Rarely, a corderi will create a duplicate of another corderi's duplicated object, and any deformities in appearance continue to propagate and expand. As such, over a long enough timespan, objects within a population have the tendency to grow more and more meaningless and abstract, until the corderi generates curved, nondescript shapes, bulging plastic shells, and crumpled polygons which bear no resemblance to the original object.
This duplication appears both harmless and involuntary, and the corderi itself makes no indication that it is even aware of this process. Each corderi duplicates within its inner tissues between one and seven objects over the course of its life, and these objects do not distort its form or impede its life in any way.
The corderi is extremely wary towards sensitives, and watches them from a distance with nervous suspicion, running away once they get too close. The corderi will always choose flight over fight, and, when attacked, grows agitated and spasmic, rather than defensive and violent. It tends to abandon any territory into which a sensitive ventures.

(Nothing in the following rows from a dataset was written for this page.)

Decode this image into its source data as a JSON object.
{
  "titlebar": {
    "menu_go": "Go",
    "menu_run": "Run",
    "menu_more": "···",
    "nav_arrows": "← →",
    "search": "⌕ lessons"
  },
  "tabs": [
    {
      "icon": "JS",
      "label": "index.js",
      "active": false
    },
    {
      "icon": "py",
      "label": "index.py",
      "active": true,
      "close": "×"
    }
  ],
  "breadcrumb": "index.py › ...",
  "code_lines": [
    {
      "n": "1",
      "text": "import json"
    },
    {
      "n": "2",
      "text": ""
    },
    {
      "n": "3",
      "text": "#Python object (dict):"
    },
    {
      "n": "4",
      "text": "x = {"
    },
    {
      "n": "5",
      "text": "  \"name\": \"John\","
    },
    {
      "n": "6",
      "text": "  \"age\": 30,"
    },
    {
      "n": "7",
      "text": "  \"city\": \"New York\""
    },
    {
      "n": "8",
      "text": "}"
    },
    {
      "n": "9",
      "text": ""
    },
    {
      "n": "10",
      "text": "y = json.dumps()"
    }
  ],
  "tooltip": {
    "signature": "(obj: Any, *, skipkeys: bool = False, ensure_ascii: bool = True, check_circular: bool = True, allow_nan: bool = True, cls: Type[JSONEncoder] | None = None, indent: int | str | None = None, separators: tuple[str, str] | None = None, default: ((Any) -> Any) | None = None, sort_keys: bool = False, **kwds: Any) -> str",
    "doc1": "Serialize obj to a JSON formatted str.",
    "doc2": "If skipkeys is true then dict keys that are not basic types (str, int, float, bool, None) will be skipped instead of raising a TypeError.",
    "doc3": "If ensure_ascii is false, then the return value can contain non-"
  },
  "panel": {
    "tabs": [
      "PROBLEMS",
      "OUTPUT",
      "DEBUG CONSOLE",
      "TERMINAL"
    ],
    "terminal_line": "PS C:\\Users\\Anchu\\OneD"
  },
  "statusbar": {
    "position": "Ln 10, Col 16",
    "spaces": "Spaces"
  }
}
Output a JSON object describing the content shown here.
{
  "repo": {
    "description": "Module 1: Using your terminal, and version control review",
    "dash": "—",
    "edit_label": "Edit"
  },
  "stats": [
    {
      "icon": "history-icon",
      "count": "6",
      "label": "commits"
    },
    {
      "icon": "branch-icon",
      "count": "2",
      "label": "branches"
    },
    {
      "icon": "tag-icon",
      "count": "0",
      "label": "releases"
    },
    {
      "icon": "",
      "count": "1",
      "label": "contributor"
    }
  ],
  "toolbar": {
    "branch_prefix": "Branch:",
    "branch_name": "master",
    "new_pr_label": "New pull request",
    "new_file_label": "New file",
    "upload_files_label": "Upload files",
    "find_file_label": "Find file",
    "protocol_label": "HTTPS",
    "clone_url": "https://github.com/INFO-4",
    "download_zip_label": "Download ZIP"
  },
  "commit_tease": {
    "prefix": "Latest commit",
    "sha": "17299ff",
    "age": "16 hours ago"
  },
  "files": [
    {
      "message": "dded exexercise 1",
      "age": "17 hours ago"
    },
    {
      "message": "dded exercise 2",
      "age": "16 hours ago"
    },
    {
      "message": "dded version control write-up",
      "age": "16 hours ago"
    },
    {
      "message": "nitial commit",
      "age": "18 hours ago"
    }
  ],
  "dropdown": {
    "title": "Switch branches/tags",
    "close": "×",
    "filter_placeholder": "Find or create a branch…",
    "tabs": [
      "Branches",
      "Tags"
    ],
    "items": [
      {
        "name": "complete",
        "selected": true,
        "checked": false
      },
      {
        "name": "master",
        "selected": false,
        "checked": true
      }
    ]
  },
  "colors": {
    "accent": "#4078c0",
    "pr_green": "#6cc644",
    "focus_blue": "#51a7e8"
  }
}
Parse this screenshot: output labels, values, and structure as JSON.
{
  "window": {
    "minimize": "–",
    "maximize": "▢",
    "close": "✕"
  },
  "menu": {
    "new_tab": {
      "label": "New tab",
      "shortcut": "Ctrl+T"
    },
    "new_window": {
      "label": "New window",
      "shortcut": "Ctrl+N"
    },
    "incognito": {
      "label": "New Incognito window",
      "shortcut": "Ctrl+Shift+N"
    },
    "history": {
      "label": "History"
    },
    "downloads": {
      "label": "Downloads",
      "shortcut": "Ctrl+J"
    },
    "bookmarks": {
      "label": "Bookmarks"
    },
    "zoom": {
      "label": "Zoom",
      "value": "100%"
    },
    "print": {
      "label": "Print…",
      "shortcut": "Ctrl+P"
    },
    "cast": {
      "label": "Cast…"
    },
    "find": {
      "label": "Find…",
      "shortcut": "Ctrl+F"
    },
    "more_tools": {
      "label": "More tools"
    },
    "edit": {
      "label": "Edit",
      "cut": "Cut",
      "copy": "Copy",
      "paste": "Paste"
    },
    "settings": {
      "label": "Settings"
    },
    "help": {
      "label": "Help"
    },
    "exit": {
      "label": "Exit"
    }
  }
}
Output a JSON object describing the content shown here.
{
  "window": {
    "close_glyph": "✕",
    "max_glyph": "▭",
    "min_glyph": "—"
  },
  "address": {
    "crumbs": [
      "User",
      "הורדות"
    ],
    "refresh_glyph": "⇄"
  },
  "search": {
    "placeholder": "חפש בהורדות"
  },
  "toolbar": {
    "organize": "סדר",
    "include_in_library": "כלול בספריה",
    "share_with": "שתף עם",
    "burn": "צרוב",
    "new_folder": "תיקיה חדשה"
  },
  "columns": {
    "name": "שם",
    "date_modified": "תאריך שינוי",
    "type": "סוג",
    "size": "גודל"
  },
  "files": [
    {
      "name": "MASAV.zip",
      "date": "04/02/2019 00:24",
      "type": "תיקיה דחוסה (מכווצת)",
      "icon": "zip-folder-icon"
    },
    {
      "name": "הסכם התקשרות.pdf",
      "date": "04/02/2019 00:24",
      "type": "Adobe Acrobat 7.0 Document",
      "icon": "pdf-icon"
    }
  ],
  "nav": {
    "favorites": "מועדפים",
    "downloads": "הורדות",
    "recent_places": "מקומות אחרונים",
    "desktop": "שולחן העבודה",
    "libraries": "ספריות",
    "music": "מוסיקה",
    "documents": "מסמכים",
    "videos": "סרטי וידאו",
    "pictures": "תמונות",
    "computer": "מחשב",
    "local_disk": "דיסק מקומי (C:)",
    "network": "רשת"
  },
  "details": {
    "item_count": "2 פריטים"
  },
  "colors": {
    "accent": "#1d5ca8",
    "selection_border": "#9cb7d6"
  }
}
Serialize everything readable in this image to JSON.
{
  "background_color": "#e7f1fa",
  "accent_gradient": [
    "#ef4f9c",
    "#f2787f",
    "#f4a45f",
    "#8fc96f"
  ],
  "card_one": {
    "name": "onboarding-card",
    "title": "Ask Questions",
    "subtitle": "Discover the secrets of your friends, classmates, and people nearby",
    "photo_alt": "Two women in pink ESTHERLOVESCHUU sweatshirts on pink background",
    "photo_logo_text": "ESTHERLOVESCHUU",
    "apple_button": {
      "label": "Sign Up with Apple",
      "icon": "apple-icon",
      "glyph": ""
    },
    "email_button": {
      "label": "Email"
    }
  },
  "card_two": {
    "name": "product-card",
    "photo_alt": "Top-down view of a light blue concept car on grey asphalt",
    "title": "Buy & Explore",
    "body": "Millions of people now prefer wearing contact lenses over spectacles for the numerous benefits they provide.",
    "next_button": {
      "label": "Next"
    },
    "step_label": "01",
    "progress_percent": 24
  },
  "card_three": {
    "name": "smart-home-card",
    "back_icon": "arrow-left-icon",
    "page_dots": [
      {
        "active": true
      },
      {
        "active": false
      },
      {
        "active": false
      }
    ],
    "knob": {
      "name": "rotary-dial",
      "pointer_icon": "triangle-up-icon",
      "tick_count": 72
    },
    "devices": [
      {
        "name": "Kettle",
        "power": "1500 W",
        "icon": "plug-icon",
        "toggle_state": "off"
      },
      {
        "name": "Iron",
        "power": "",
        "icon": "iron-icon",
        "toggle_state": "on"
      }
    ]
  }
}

The corderi sympathetically picks up nervous tics from the sensitives it encounters, even when these tics are not physically presented while in its vicinity. Proximity to a sensitive with a hand twitch, for example, will cause the corderi to pick up this trait in itself, while proximity to a sensitive with a stutter will cause the corderi's own speech to grow even more broken and stammering. These tics can even become injurious in the case of skin-picking or teeth grinding. In addition, strongly afflicted corderi seem capable of spreading these tics to others, and populations can quickly become overrun by these neurotic and often injurious actions.
At the end of its life, the corderi's nervous tics grow more pronounced, and its movements grow less and less co-ordinated, in turn. A dying corderi seeks out a quiet, secluded place, where it groans and wheezes, traces its fingers along the grooves between its ribbed stripes, tilts its head to place small pieces of garbage inside its indented eye markings, and taps its teeth one-by-one, as though counting them. Its companions give it a wide berth during its final days, and the corderi dies with a shuddering rattle, its eye markings losing their indentations to leave behind only a flat surface.
The corderi's flesh begins to rot and break apart within the next few days, while its ribbed sections separate and grow brittle. Other corderi hoard any objects left behind, but display no other interest in the corpse, which decomposes fully after several months.